These Smart Crows Clean Up the Litter at French Park

Public Domain. maxpixel

Not that they should have to do our dirty work, but there are lessons to be learned from these clever corvids.

Crows are smart. They make and use tools, they can reason about cause and effect, they solve puzzles and can even remember people who have done them wrong. And now the latest talent to add to their bag of tricks? They can pick up the litter that dumb humans leave scattered about.

Specifically, a flock of six rooks have been trained to pick up cigarette butts and other trash at an historical theme park, Puy du Fou, in the Vendée region of Western France. (Where people still smoke cigarettes, who knew?)

Rooks (Corvus frugilegus) belong to the Old World crow family of Corvidae – and like other members of the family, they have many starring roles in folklore. They are said to be able to forecast weather and to sense the approach of death. By some accounts, rooks are responsible for escorting the souls of the virtuous dead to heaven ... or as in the case of France, escort trash to the bin.

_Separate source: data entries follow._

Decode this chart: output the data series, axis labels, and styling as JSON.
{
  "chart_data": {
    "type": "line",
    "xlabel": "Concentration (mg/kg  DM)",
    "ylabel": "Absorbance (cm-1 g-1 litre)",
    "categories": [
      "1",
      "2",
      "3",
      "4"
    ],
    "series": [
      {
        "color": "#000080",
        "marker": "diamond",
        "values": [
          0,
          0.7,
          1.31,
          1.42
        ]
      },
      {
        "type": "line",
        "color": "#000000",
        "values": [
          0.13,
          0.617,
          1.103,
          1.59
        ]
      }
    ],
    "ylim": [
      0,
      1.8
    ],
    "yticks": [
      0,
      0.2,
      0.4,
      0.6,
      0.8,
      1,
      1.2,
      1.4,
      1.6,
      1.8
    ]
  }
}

So is it fair to be asking crows to pick up after people?

Nicolas de Villiers, whose father opened the fantastical living history theme park in 1978, says that there is a bit of a lesson to be learned.

"The goal is not just to clear up, because the visitors are generally careful to keep things clean" but also to show that "nature itself can teach us to take care of the environment," he tells AFP.

He adds that they are "particularly intelligent" and "like to communicate with humans and establish a relationship through play."

The park attracts more than 2 million visitors annually, making it the second most popular theme park in France after Disneyland Paris. Below, behold the Viking show.

Crows litter

PIERRE ANDRE LECLERCQ | Les vikings Le Puy du Fou Les Epesses, Vendée, France/CC BY 2.0

For their efforts, the birds will be rewarded with a prize from a treat-dispensing box each time they deposit a piece of trash. Which makes me wonder: These birds are so smart, what happens when they start littering on their own in an effort to earn more treats?